鉄道敷設競争の渦中へ
出典: フリー百科事典『ウィキペディア(Wikipedia)』 (2019/07/08 12:51 UTC 版)
「斉昂軽便鉄路」の記事における「鉄道敷設競争の渦中へ」の解説
このようにあくまで地元のためのローカル線として細々と営業を続けていた斉昂軽便鉄路であったが、思わぬことから列強の利権獲得競争の渦中に放り込まれてしまう。 1920年代末頃から、満州では列強に奪われた利権を取り戻す政治・軍事運動である「利権回収運動」が起こり始めていた。これを満州を実効統治していた奉天軍閥が支持し、さらに自分でも列強の利権を阻害する行動に出ることで、日本やロシアといった列強との対立を深めるようになっていたのである。鉄道もその舞台となり、奉天軍閥は「東三省交通委員会」を作って中国資本の鉄道を敷設し始めた。 そんな緊張の中、にわかに注目されたのが斉昂軽便鉄路である。不完全なローカル線ではあるが、この路線は中東鉄路(東清鉄道の後身)と大都市・斉斉哈爾を結んでおり、幹線の一部として将来的に活用可能であると考えられたのである。 そこで最初に動いたのが、ソビエト連邦であった。
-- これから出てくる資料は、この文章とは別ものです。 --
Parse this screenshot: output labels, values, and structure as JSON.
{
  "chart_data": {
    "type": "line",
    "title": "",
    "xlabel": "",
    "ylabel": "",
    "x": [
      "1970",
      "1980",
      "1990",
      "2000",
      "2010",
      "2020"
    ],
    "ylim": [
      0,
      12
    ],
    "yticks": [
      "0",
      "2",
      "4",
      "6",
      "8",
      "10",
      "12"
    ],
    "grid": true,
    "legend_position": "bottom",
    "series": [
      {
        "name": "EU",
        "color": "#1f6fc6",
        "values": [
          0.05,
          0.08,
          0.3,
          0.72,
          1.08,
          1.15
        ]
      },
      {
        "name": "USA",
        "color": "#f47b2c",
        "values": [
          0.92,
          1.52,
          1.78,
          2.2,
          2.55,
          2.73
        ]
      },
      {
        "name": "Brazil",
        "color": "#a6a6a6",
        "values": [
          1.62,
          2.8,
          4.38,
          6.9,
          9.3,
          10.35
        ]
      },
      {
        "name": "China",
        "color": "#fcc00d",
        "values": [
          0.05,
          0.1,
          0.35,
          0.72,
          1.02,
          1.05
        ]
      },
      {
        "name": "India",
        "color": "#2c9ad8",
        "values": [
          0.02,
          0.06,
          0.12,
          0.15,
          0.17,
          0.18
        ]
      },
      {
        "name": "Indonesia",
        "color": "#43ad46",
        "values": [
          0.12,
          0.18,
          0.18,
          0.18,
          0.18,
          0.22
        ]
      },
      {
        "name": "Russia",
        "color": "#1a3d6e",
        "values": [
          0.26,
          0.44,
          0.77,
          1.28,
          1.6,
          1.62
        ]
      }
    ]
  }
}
中東鉄路の持ち主でもある同国は、当時日中合弁で運行されていた四平街-洮南間の四洮鉄路に接続する形で、洮南-斉斉哈爾間の新鉄道建設工事が進んでいるのを牽制するため、先に斉斉哈爾から黒竜江省を横断して黒河に至る路線を計画。1925年にその足がかりとして、斉昂軽便鉄路に経費を出すことを条件に中東鉄路と同じ5フィートへの改軌を交渉し始めたのである。明らかに当線を買収してしまおうという腹づもりでの行動であった。 この路線計画が実現してしまえば、長春で行われていた北満の貨物輸送の中継は斉斉哈爾で行われてしまい、南満州鉄道を通らないでも済んでしまうことになり、日本は大いにあせった。さらに鉄道建設においても、途中で中東鉄路と交叉する部分で抗議に遭い、1926年に洮南-昂昂渓間のみが部分開業しただけとなってしまったのである。 ところが蓋を開けてみると、この新線部分の営業成績が極めてよく、昂昂渓・斉斉哈爾周辺の貨物は全て南満州鉄道側、すなわち日本側に流れることになった。一方当地域でのお株を完全に奪われてしまった中東鉄路、そしてソビエト連邦は面目が丸つぶれとなってしまった。 こうしてソビエト連邦が離れた後、斉昂軽便鉄路に接近したのが奉天軍閥であった。1928年6月4日、奉天軍閥の長である張作霖が関東軍によって暗殺(張作霖爆殺事件)され、その子の張学良が後を継いで以来、奉天軍閥は「反日」を露骨に打ち出し始めていた。鉄道政策においてもそのために南満州鉄道を包囲するような路線網を計画しており、その一部として斉昂軽便鉄路の持つ昂昂渓-斉斉哈爾間が必要になったのである。 今度は交渉が成立し、同年12月に中東鉄路の抗議を無視して同鉄路をまたぎ、昂昂渓-斉斉哈爾間を開通させると同時に、斉昂軽便鉄路を将来的に改修する計画をもって事実上買収したのである。